Only then can we begin to see ourselves with compassion and discover that love heals, and that it doesn’t have to be earned.
Resentment after psychological abuse
This can accumulate over time, and it’s not about throwing things or yelling. The most common signs are irritability, guilt, changes in blood pressure, tightness in the heart, frustration and impatience.
The key word in resentment is “should have”. (This bad thing shouldn’t have happened. People should have behaved in a different way). In essence, we are living in a constant state of resistance to reality.
Most psychological or spiritual paths describe the reasons why resentment is toxic, but letting it go isn’t so easy. We need to be kind to ourselves and not feel any shame if we notice this resentment. All we need is the simple intention to let it go, and it will start to happen.
Forgiving oneself is very effective as a way to healing, but there are many other ways. Once you stop focusing on others being “bad”, you will finally have time to attend to the wounds in your heart.
Judging and analyzing
This is a personality change that happens slowly. Nice words are coming out of your mouth, but your thoughts are somewhere completely different. You are obsessively analyzing what others do, to the point that it becomes difficult to trust anyone. You have a hyper-focus on people’s behaviors.

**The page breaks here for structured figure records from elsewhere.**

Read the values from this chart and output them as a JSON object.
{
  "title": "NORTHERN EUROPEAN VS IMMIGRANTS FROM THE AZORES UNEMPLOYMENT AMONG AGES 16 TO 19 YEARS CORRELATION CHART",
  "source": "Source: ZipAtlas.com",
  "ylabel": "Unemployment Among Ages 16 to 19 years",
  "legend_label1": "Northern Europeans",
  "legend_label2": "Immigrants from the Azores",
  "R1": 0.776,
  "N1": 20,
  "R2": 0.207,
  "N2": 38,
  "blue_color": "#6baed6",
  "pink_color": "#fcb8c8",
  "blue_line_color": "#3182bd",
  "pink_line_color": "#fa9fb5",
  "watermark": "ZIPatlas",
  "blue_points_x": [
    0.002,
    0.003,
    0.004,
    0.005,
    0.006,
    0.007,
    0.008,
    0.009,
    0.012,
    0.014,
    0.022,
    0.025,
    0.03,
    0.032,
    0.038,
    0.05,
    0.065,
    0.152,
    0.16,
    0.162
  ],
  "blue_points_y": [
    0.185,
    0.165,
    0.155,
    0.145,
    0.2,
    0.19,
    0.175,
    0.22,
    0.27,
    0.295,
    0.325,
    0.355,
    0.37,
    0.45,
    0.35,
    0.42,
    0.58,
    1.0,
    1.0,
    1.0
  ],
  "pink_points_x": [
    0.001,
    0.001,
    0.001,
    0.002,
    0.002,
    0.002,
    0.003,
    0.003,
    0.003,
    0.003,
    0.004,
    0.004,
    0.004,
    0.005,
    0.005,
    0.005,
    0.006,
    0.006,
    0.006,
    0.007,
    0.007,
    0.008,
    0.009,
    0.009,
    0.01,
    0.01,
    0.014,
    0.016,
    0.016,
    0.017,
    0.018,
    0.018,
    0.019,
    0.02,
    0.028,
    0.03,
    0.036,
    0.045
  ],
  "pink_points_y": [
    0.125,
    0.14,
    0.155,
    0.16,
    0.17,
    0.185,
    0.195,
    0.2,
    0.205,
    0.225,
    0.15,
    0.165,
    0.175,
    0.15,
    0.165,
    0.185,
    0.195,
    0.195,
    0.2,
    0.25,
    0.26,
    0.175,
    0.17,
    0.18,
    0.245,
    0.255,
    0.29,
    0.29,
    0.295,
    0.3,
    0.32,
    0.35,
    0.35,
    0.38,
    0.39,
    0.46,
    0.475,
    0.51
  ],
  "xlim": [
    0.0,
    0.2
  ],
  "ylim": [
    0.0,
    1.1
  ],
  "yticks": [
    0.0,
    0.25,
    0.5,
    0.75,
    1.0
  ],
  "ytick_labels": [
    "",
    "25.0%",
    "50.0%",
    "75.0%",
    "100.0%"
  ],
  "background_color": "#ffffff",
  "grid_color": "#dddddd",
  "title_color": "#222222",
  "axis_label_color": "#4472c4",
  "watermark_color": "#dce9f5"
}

Again, the key here is self-compassion. You have to be gentle with yourself and understand that these are all protection mechanisms – fear of not being in control. Judging ourselves for being judgmental is an infinite loop that can only be broken by love. It’s okay, you didn’t ask for this. You did the best you could with an impossible situation, and the more you can accept this truth, the softer your heart will become.
Anxiety and depression psychological abuse
Insomnia, changes in appetite, constant fear, feelings of death and despair: the mode of self-destruction. It’s your body saying “no more”. Your mosaic – the previous four solutions – aren’t working anymore, and your body will torture your mind until it is surrendered to the only permanent solution: love.
You should seek professional therapy for anxiety and depression, but it is strongly recommended that all survivors of psychological abuse approach therapy from the perspective of love rather than a constant analysis of their undesirable behaviors.
Instead of searching through your memories, try to feel your feelings. The simple truth that you are a real human being who is suffering can break through even the most guarded heart, and take you to a place of self-compassion that you’ve never felt before. Perhaps a new reality in which you are as kind with yourself as you have always been with others.
After psychological abuse, there are so many lies that clog the heart: you aren’t good enough, you’re inadequate, worthless, you’re a bad person, you’re broken, you are replaceable, not worthy of being loved, it’s your fault.
The good news is that you can heal yourself. The bad news is that there is no quick fix – just a lot of patience, hard work and dedication. It can take months or years of practice, but finding love itself is a permanent solution.
On this journey, we leave behind the division between our “former happy self” and “new abused self”, for a whole being who is loved and accepted completely.